[20 Years Ago, Part 8. Other options: prior post or start at the beginning.]
It was Friday evening, and my big break was now just five days away. By Wednesday morning, I needed to be ready to present my Big Idea in front of the company’s COO, Tom “TJ” Jermoluk, and the exec staff. And I didn’t have even a first draft of a presentation!
Oh, and did I mention that it was 1994? I didn’t have access to PowerPoint; and there were only a few thousand websites total (so not a lot digital images available online).
Fortunately, my boss, Jim White, was a master of creating SGI-quality presentations, and he had recently shared his secrets with me. While the specific tactics will strike the modern reader as charmingly antiquated, the strategy behind them is as relevant today and remains at the core of my communications toolkit.
Before I share the system with you, I should explain that by “SGI-quality presentation” we would have meant a digital slide deck as boldly visual and differentiated as our smoking hot, colorful, media-monster 3D workstations.
Start with a Stack of Blank Paper
Don’t think about what will go on your title slide or the headline of slide number one.

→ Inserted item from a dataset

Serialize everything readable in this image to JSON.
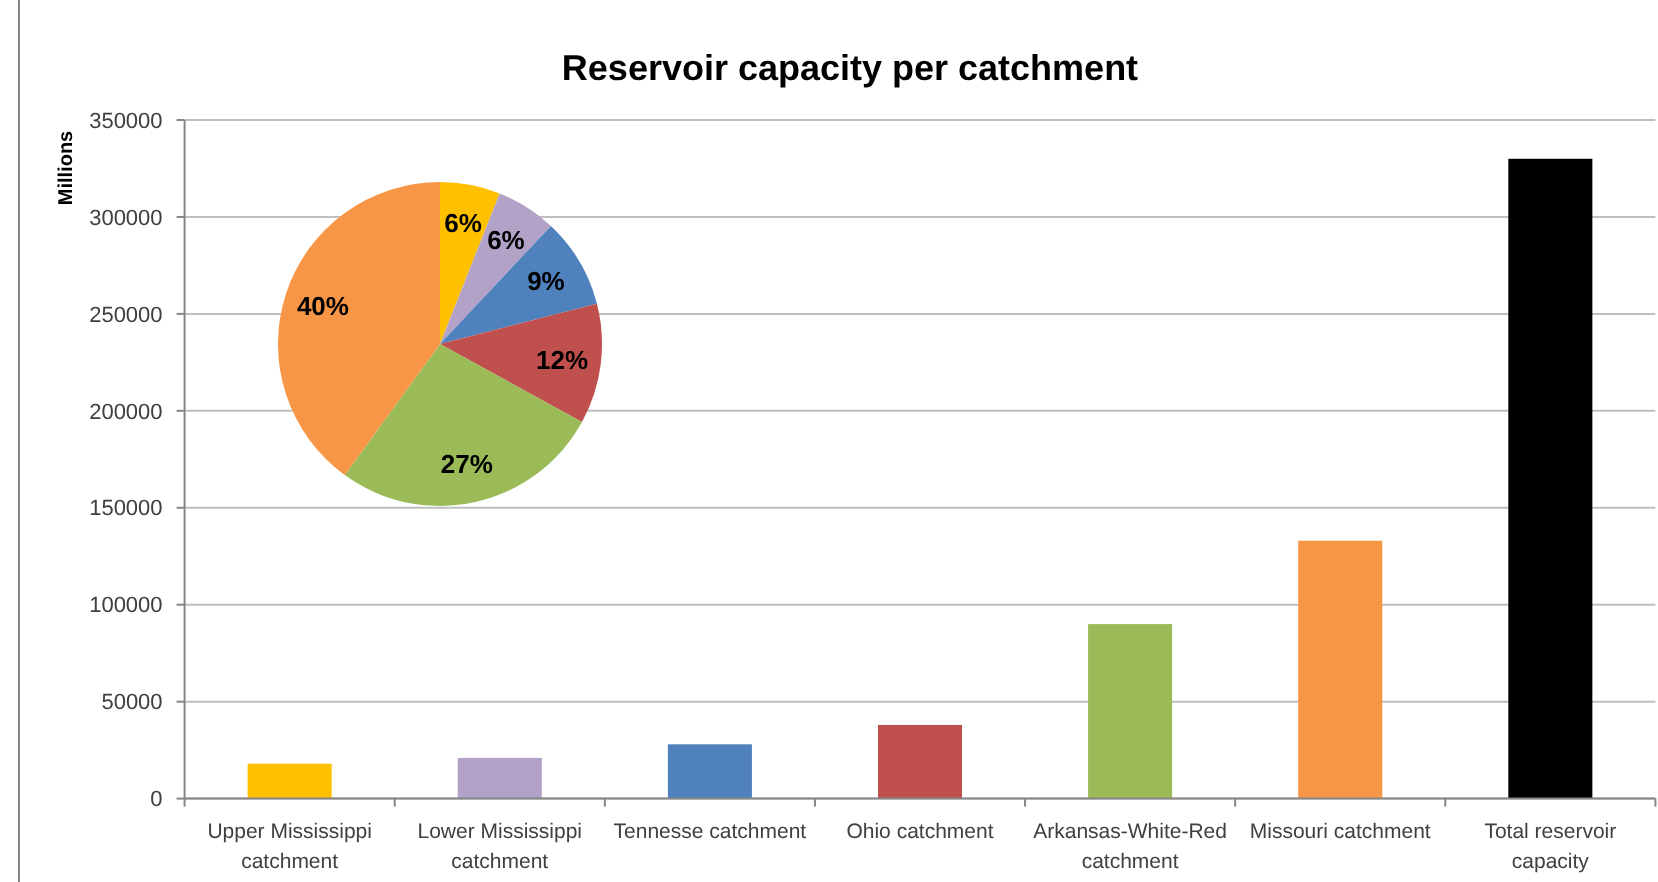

In fact, don’t worry at all about sequence when you’re just getting started. Instead, just focus on the key concepts that you need to convey in order to get your audience to believe what you want them to believe. Write each concept on its own sheet of paper.
Spread the Sheets Out
Now, it’s time to think about order. Use a long table or an open area of floor space to layout the sheets of paper. Start re-arranging them and keep at it until you have an end-to-end flow that feels right.
Find High-Impact Images
Once you know your narrative arc, it’s time to find an awesome image to illustrate each key concept. This image will fill most, if not all, of the slide. In fact, each slide will be nothing more than a big image, a one-line headline, and, perhaps, a sub-head or caption; no bullets. This was truly a “visual computing” approach to making a slide deck.
Today, it’s trivially easy to find great images online, but back in 1994, we needed other tricks up our sleeve, such as…
Bring Out Your Box of Magazines
Yes, a box filled with National Geographics, Times, Newsweeks, and so on. Once you know your storyline, just start flipping through your stash of magazines. Keep an eye out for high-impact images that make you smile or laugh. When you find one, see if you can logically tie it to any of your key concepts. If so, yank out the page and set it aside.
Here’s an example image (from National Geographic) that I ended up using a few months later, but I’ll tell you more about that when the time is right:
Head to the Scanner
With your stack of eye-popping, emotionally-charged photos, head on over to the scanner and turn them into digital files. If I recall correctly, this took a while and was kind of a pain. I think the files ended up on a network drive, and we had to use Unix commands to find and move the files over to our own workstations. Nonetheless, the process worked, providing high-quality color images that looked great even when projected on a large screen.
Now, You’re Ready for “Showcase”
Although PowerPoint had been around since the late ’80’s, we did not have access to it for two inter-related reasons. First, it ran only on PCs and Macs, not Unix systems. Second, SGI had gotten rid of all PCs an Macs; the company ran its entire business only on SGI hardware. And so, if you were going to make an SGI-quality presentation, you were going to make it with our very own, SGI-made presentation tool, “Showcase”.
Showcase was a very powerful tool, with better media and graphics features than PowerPoint at the time. You could compose slides by dragging-and-dropping images, audio, and video. It even allowed for creation and editing of 3D objects, scenes, and text. (Not too surprising, since it was built to literally “showcase” the differentiation of our 3D workstations.) Here’s the “3D Gizmo” UI with, among other features, material and texture palettes:
I have to say, these old screenshots still look pretty damn good!
But for all of Showcase’s strengths, it was also more than a little bit buggy, and prone to freezing or crashing in the middle of editing. Frequent saving was a critical part of any successful project. For all of these reasons, marketers at SGI often lovingly referred to this vital tool as “Slowcase”.
So, that’s how SGI-quality presentations got made 20 years ago — and a taste of what I was in for over the weekend and into the early part of the coming week.
To be continued…
Thanks for posting. Having made a few Showcase presentations (and still have a running SGI machine in my office), this was fun to see.
[…] To be continued… […]
I love how you describe the way to create a presentation. It is similar to what I do, but I doubt I could’ve stated it so succinctly!